程颜眼角跳了跳,拦住他:“不用麻烦了,我打车回去就行。你在这陪爸妈吧。”
许是觉得奇怪,邹若兰失笑:“你这孩子这么紧张做什么,酒店离这不远,就让岁昶送你吧。”
程颜拧着眉,只好暂且应了下来。
“哪里不舒服?”刚关上车门,温岁昶伸手去探她的额头,“如果不想看医生,那我在酒店里陪你。”
“不用。”
程颜闪躲着避开了他的手,又在地图上查看酒店距离奥克兰机场的距离。
地图上显示,完全是反方向。
车刚驶向主干道,她就转过身对温岁昶说:“你在前面的路口把我放下来就行。”
温岁昶只当没听见,打转了方向盘。
“你真的不用送我。”她再次强调。
温岁昶仍是油盐不进的,估计他以为自己在和他客气。
眼看离机场的方向越来越远,程颜心一横,硬着头皮说:“其实是我男朋友来找我了,我要去接他。”
下一秒,轮胎摩擦地面发出尖锐刺耳的声音,安全带勒进肩膀,在衬衫上压出深深的褶皱。
车厢内霎时陷入死寂,连起伏的呼吸声都格外清晰。
轿车突兀地停在路边,驾驶座上攥着方向盘的手指节泛白,程颜正欲开口,片刻后,她听见咔哒一声。
是车门锁打开的声音。
“谢谢。”
她迟疑了片刻,客套道谢。
穿过人行道,程颜走到马路对面,随手招了辆路边的出租车。
欣喜的情绪冲淡了一切,她没有留意到马路对面那辆黑色的越野车从她下车后再也没有动过。
坐在出租车里,她一分一秒倒数着时间,那么急切却又期待想见一个人的心情,她已经很久都没有感受过了。

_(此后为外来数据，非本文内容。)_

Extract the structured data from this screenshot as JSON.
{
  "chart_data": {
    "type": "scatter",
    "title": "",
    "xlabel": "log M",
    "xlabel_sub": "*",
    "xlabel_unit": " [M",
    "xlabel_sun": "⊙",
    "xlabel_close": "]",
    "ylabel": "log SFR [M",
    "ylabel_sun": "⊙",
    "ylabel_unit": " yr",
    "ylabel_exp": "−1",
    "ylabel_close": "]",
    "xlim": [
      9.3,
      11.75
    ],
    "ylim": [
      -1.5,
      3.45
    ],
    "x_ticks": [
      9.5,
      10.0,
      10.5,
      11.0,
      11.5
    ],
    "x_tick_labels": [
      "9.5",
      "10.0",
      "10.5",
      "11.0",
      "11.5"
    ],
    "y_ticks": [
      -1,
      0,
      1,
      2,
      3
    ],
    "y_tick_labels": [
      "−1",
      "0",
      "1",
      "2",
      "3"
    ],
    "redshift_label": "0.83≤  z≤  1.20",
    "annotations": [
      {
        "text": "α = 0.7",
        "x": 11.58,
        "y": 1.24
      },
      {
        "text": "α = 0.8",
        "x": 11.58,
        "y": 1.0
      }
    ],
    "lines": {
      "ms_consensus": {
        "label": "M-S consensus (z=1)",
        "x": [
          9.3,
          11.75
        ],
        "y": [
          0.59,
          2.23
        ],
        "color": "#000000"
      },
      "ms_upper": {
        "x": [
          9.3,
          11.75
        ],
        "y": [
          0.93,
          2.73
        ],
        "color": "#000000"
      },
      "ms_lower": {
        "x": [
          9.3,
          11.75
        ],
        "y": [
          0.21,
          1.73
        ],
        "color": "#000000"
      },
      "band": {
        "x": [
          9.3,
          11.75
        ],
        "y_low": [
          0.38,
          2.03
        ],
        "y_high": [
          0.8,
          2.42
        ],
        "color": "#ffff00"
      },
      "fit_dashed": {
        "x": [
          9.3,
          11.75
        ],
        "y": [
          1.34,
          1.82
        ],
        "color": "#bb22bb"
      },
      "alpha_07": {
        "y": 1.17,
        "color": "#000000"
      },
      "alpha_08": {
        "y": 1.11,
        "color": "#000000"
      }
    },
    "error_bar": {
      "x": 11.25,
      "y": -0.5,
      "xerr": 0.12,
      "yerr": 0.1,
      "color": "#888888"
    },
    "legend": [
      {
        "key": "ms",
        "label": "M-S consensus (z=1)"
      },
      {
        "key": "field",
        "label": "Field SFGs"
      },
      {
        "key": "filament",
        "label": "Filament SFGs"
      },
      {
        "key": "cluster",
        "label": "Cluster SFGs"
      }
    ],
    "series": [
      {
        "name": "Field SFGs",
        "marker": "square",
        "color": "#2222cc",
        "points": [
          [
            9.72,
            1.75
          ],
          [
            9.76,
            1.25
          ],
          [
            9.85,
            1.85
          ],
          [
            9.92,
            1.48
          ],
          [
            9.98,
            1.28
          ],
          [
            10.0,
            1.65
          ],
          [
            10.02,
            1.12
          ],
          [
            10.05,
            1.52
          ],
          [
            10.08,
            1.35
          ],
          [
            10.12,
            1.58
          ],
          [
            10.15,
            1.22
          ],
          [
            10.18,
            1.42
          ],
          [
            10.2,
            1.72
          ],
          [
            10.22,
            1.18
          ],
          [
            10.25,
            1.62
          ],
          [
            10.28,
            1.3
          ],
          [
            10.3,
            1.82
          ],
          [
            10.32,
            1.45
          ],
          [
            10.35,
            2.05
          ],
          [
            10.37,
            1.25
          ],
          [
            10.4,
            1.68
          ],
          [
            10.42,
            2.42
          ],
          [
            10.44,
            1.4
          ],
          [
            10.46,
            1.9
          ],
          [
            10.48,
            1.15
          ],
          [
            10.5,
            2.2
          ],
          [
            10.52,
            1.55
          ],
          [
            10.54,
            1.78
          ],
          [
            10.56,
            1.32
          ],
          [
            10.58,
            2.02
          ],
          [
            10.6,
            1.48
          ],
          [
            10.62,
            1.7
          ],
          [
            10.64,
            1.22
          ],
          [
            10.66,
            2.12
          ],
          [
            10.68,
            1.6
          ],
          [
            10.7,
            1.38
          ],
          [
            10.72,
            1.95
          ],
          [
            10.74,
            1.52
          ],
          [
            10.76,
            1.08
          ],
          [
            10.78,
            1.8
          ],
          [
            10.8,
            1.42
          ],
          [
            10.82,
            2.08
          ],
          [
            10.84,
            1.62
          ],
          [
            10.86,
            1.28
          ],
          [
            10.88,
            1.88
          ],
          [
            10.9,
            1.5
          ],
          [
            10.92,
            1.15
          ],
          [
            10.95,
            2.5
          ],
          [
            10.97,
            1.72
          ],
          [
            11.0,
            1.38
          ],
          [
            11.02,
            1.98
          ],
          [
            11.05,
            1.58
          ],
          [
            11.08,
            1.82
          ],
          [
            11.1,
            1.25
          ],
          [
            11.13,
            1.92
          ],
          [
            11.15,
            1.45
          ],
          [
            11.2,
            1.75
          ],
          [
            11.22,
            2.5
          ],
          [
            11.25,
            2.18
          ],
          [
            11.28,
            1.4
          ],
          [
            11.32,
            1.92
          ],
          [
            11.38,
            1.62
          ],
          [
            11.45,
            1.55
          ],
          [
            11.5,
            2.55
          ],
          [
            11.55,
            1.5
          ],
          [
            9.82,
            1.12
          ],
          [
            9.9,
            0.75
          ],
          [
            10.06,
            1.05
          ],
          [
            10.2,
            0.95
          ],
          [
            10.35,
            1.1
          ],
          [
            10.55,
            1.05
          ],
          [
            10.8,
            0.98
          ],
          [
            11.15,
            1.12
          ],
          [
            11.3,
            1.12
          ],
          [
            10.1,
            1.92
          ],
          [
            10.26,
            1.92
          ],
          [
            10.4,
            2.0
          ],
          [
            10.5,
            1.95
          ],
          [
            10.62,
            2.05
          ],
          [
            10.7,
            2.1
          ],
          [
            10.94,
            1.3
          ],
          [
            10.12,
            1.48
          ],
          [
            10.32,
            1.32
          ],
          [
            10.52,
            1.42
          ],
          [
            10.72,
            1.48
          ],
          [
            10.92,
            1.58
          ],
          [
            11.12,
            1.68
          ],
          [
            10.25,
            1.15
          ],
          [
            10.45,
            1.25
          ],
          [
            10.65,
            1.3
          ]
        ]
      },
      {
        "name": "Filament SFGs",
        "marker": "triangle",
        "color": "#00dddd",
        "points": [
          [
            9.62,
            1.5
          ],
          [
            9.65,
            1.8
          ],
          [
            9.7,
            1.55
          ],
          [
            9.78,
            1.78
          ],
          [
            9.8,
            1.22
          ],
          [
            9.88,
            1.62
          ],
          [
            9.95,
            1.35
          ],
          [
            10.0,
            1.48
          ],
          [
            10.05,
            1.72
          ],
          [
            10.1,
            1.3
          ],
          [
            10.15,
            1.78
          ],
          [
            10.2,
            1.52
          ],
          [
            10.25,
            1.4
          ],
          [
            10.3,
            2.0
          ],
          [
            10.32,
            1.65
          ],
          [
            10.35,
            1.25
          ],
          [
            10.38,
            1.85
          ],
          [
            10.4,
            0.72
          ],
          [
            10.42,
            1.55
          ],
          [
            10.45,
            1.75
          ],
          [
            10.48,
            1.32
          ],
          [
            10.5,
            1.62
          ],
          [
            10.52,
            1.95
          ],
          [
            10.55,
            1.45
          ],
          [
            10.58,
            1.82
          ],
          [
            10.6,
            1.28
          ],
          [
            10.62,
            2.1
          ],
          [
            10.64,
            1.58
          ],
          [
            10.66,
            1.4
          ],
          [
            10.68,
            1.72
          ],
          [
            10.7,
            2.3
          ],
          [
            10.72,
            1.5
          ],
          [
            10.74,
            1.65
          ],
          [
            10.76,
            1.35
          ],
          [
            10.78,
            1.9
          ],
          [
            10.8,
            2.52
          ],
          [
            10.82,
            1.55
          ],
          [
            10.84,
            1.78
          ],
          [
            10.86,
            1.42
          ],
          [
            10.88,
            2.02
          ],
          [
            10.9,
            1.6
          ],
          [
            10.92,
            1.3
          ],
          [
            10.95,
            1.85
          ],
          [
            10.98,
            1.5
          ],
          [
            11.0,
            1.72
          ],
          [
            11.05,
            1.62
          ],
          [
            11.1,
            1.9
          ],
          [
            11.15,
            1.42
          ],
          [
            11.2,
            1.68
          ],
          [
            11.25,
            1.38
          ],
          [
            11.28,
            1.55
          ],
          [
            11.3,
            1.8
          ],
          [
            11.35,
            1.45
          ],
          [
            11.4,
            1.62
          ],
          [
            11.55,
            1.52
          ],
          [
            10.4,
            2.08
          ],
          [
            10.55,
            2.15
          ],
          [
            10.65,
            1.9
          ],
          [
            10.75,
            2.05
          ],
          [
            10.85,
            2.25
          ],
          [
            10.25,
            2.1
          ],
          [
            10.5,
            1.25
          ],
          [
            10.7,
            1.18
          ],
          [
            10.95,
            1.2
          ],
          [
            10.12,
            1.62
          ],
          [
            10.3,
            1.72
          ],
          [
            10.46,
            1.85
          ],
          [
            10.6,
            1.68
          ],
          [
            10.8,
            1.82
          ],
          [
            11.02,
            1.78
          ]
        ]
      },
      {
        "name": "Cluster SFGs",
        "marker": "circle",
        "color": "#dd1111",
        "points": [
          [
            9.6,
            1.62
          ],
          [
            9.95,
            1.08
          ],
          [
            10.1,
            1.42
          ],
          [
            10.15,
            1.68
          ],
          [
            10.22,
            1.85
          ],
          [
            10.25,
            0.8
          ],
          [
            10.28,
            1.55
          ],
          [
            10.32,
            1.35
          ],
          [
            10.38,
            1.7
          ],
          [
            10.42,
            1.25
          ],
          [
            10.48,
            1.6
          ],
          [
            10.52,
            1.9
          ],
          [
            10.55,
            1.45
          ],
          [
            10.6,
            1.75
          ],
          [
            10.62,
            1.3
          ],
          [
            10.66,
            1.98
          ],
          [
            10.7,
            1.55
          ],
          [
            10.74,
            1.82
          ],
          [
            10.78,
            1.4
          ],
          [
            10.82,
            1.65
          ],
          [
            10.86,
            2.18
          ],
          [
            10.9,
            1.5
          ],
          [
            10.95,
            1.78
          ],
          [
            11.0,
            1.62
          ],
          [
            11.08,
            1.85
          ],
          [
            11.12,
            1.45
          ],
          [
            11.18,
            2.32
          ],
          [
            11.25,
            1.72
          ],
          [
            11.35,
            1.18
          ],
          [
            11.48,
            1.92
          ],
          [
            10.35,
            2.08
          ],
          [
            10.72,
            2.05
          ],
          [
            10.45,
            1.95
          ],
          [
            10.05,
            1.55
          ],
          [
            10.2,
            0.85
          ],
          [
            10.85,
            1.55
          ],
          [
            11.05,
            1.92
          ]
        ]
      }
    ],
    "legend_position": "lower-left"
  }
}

打开车窗,迎面吹来的风都变得香甜,大片大片的云像巨形棉花糖在天边堆叠。
一切都美好得不真实,如果这是她幻想的一场梦,那她希望这场梦可以再久一些。
出租车停在机场正门,程颜匆忙付完车费,连找零都顾不上就推门而出。
喧闹的机场大厅,人来人往,形形色色的人从她面前经过,不同的语言在耳边响起。
程颜的目光在四处逡巡,忽然身后好像有人在喊她的名字。
一转身,那个人站在最显眼的位置。
周叙珩穿着燕麦色的薄款毛衣站在机场大厅中央,臂弯处搭着件风衣,眉眼弯弯注视着她。
仿佛已经等待她很久了。
看到他的那一刻,程颜瞬间鼻子酸了酸。
他真的来了。
他就这么出现在她面前。
在她人生的这二十五年里,她从来没有被人如此珍视过。
还没等他迈步,程颜就飞奔了过去,在他略微诧异的眼神里,她不顾一切地扑向他的怀抱。
机场上方的广播也掩盖不住此刻的心跳声。
温暖的木质香水味将她包围,他身上柔软的毛衣轻轻蹭着她的脸颊,这个拥抱带着跨越赤道的温差,记录着她心跳的回响。
她永远也不会忘记这一刻——
在新西兰的深秋,有个人从北城到奥克兰,跨越九千公里的距离,为她而来。
*
坐出租车去酒店的路上,程颜起初还不觉得有什么问题,直到车窗外的风景越来越熟悉。
她才觉得不对劲。
忐忑过后,程颜忍不住开口确认:“你也住在Sea Mist Manor?”
周叙珩点头:“嗯,怎么了?”
“没、没什么。”
他竟然那么恰巧和她选了同一家酒店。
莫名地,她想到温岁昶的脸,再看向周叙珩时,有些心虚。
周叙珩去了酒店前台check in,她在楼下的一家咖啡馆等他。
这十分钟里,她望着窗台上的盆栽,发了好一会呆。
她不是个乐观的人,凡事她都习惯从最差的结果去想。
当初从福利院离开,她想最差的结果不过是被程家赶出来;
留下那封信离开程家的时候,她想最坏的结果不过就是没有办法上大学;
和温岁昶离婚的时候,她想最坏的结果不过就是她重新又变回那个一无所有的陈颜。